M. Alshahrani, O. Soufan, A. Magana-Mora, V.B. Bajic
PeerJ Computer Science, 3:e137, (2017)
Artificial neural networks, Pruning, Parallelization, Feature selection, Classification problems, Machine learning, Artificial inteligence
Artificial neural networks (ANNs) are a robust class of machine learning models and are a frequent choice for solving classification problems. However, determining the structure of the ANNs is not trivial as a large number of weights (connection links) may lead to overfitting the training data. Although several ANN pruning algorithms have been proposed for the simplification of ANNs, these algorithms are not able to efficiently cope with intricate ANN structures required for complex classification problems.
We developed DANNP, a web-based tool, that implements parallelized versions of several ANN pruning algorithms. The DANNP tool uses a modified version of the Fast Compressed Neural Network software implemented in C++ to considerably enhance the running time of the ANN pruning algorithms we implemented. In addition to the performance evaluation of the pruned ANNs, we systematically compared the set of features that remained in the pruned ANN with those obtained by different state-of-the-art feature selection (FS) methods.
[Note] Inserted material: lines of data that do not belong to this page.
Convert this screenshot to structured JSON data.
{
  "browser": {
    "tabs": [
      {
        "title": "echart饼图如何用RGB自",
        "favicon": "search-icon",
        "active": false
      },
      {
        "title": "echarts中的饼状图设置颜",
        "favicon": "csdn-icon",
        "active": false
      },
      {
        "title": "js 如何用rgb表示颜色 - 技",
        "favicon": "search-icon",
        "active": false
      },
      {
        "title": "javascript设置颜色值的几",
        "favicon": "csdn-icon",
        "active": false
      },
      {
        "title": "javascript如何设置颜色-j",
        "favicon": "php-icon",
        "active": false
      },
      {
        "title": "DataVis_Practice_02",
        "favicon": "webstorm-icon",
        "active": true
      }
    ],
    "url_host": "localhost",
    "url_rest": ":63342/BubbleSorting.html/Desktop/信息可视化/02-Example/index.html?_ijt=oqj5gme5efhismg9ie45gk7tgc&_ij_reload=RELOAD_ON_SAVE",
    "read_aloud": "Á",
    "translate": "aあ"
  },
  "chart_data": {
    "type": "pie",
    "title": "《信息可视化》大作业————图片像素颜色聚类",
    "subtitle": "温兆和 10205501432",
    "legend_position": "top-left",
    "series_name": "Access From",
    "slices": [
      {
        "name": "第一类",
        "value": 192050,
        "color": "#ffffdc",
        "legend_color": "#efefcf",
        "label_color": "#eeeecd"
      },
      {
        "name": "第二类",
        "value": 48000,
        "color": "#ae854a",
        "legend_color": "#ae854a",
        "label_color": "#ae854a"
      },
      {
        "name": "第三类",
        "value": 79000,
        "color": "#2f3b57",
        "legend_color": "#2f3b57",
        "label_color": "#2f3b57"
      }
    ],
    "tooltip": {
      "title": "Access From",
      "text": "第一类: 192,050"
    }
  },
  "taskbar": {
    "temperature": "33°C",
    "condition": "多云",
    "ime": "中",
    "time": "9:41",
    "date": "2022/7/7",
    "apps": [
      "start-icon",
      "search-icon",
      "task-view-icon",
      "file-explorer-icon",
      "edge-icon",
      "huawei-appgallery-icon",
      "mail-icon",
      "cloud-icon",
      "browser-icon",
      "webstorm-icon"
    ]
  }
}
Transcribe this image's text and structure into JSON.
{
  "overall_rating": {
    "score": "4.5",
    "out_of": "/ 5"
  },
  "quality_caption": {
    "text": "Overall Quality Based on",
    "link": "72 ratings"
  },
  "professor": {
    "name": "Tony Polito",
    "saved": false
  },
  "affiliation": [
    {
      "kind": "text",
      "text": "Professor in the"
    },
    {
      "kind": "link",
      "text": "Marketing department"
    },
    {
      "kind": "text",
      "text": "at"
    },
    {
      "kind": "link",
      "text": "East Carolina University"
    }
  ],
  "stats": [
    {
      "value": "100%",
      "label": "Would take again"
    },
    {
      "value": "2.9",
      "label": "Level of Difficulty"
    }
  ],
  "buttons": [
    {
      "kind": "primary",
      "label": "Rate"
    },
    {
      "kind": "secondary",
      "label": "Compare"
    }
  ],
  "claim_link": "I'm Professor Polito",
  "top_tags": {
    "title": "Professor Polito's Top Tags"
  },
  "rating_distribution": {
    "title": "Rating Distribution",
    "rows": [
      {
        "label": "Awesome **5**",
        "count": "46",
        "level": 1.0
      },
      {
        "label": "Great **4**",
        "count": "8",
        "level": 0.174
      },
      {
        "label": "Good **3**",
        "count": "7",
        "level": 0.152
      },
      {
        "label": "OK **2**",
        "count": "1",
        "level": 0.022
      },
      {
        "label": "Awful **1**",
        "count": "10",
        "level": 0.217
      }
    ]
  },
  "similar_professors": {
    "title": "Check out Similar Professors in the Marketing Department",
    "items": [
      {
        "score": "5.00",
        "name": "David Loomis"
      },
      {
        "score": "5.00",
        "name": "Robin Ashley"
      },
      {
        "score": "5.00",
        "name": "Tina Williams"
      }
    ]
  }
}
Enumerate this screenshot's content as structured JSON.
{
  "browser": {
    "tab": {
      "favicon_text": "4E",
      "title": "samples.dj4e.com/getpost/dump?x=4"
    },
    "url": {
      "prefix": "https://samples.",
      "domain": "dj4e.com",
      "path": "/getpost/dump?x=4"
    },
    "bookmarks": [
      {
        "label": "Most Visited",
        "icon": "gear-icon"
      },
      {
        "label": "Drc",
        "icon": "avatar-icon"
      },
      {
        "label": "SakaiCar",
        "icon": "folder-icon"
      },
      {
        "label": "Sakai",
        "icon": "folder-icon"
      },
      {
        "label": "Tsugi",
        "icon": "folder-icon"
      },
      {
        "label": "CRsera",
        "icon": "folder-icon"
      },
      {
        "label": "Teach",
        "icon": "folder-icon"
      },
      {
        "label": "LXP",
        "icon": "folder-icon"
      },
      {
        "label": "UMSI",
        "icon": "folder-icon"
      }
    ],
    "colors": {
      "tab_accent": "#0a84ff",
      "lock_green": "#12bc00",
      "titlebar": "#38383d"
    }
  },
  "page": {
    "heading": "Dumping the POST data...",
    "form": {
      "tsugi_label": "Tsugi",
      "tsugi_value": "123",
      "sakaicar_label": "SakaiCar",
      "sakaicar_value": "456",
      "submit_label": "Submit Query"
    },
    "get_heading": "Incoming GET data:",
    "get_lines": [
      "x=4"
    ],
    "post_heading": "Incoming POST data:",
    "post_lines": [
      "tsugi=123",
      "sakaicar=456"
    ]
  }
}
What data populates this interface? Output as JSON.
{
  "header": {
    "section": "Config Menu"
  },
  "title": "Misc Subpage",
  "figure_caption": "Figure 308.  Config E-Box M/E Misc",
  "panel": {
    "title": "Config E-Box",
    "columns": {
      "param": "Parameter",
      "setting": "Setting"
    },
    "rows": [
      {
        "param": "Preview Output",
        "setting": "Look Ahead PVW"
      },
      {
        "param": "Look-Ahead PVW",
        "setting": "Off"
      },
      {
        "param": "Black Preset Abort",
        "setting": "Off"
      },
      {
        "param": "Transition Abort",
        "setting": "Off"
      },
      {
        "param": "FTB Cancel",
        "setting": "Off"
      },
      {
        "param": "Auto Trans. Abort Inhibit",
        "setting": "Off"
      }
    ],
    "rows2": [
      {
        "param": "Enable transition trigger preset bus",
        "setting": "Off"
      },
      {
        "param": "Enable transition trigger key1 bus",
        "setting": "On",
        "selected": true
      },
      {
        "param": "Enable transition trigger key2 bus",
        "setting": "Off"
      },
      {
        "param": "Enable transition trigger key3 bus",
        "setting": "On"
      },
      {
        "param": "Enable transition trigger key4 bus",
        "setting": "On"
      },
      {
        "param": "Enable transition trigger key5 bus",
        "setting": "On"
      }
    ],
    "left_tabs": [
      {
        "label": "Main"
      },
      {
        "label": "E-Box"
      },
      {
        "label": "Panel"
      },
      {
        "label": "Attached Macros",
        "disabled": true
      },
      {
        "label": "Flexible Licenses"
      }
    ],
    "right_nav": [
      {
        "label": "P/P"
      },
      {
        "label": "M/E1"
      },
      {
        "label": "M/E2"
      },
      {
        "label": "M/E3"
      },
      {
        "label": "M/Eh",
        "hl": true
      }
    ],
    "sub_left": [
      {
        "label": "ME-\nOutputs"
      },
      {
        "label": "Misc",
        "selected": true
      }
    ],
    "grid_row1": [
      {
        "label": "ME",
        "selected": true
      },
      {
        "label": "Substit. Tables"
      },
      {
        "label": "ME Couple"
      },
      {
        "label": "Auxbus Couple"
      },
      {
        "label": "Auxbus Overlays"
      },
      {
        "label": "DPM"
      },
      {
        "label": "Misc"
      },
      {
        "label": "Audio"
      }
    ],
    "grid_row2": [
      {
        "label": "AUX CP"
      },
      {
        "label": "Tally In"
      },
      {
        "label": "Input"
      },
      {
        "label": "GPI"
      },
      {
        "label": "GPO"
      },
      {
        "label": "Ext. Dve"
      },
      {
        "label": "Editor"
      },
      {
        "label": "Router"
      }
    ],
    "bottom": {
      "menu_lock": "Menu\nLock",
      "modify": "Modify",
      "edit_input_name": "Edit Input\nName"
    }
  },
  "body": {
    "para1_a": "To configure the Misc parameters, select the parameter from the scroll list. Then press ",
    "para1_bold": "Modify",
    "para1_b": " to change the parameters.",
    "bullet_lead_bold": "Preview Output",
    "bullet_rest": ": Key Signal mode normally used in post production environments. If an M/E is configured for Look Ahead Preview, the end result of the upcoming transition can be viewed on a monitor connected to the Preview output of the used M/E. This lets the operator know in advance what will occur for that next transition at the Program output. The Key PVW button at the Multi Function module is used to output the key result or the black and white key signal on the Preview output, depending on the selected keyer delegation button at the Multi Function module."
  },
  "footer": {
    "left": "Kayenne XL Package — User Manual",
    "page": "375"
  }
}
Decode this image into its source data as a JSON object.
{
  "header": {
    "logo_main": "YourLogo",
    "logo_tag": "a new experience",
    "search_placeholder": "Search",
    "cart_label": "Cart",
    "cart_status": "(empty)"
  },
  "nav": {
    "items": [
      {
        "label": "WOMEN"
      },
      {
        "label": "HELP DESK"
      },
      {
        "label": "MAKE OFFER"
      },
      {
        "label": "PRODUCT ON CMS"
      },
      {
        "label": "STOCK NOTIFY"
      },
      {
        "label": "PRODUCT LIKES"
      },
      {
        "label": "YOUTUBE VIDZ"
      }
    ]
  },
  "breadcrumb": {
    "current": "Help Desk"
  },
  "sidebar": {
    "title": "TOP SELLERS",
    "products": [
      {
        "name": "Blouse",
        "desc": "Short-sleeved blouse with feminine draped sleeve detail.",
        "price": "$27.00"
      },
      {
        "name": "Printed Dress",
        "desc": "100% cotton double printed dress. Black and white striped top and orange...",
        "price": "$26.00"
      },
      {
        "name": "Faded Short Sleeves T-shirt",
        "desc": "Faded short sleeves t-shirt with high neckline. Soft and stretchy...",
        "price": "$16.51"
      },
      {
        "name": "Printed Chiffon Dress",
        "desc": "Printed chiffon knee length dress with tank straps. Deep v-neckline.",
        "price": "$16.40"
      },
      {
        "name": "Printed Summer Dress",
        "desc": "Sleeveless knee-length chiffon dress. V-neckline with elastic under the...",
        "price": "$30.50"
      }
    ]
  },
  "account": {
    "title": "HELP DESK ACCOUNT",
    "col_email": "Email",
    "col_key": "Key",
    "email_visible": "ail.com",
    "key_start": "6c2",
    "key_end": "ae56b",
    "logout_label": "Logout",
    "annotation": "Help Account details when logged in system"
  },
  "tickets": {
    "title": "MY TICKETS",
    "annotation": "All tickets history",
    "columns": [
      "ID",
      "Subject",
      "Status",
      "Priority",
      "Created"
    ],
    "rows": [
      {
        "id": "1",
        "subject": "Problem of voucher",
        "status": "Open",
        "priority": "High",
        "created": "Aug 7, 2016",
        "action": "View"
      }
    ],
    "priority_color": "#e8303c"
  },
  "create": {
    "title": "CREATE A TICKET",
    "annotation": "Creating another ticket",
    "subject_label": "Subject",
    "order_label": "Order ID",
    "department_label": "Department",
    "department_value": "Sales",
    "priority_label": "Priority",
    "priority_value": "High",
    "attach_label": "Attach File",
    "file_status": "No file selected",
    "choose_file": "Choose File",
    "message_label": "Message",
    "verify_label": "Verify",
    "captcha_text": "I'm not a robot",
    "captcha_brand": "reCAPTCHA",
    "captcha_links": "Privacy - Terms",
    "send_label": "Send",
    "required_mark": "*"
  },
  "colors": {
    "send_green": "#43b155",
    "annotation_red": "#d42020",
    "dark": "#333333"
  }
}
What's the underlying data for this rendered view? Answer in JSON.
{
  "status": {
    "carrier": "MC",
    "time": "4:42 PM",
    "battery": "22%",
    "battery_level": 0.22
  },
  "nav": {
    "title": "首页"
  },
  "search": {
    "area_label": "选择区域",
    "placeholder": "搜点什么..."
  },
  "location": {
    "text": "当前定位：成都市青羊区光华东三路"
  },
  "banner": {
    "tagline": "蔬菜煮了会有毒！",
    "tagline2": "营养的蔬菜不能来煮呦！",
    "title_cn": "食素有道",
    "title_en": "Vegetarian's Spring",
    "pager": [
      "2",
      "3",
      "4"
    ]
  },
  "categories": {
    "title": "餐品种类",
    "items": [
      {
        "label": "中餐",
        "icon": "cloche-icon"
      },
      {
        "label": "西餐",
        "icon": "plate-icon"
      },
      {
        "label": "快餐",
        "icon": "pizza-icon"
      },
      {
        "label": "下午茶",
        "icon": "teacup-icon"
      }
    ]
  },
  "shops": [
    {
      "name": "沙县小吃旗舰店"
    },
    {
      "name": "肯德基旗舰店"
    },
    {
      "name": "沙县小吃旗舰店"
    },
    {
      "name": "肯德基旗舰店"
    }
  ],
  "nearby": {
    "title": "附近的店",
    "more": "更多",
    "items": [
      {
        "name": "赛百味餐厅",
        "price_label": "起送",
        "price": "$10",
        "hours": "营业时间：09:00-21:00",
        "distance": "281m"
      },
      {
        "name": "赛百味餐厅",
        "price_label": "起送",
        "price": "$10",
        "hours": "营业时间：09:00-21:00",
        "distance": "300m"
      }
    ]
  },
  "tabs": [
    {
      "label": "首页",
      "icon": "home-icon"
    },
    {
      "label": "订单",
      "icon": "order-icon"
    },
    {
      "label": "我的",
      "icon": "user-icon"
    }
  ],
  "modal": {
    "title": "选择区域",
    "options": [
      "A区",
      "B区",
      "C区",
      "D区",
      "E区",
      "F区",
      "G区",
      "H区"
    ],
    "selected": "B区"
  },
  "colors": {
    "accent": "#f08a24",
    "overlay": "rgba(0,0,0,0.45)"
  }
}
Although the ANN pruning algorithms are not entirely parallelizable, DANNP was able to speed up the ANN pruning up to eight times on a 32-core machine, compared to the serial implementations. To assess the impact of the ANN pruning by DANNP tool, we used 16 datasets from different domains. In eight out of the 16 datasets, DANNP significantly reduced the number of weights by 70%–99%, while maintaining a competitive or better model performance compared to the unpruned ANN. Finally, we used a naïve Bayes classifier derived with the features selected as a byproduct of the ANN pruning and demonstrated that its accuracy is comparable to those obtained by the classifiers trained with the features selected by several state-of-the-art FS methods. The FS ranking methodology proposed in this study allows the users to identify the most discriminant features of the problem at hand. To the best of our knowledge, DANNP (publicly available at www.cbrc.kaust.edu.sa/dannp) is the only available and on-line accessible tool that provides multiple parallelized ANN pruning options.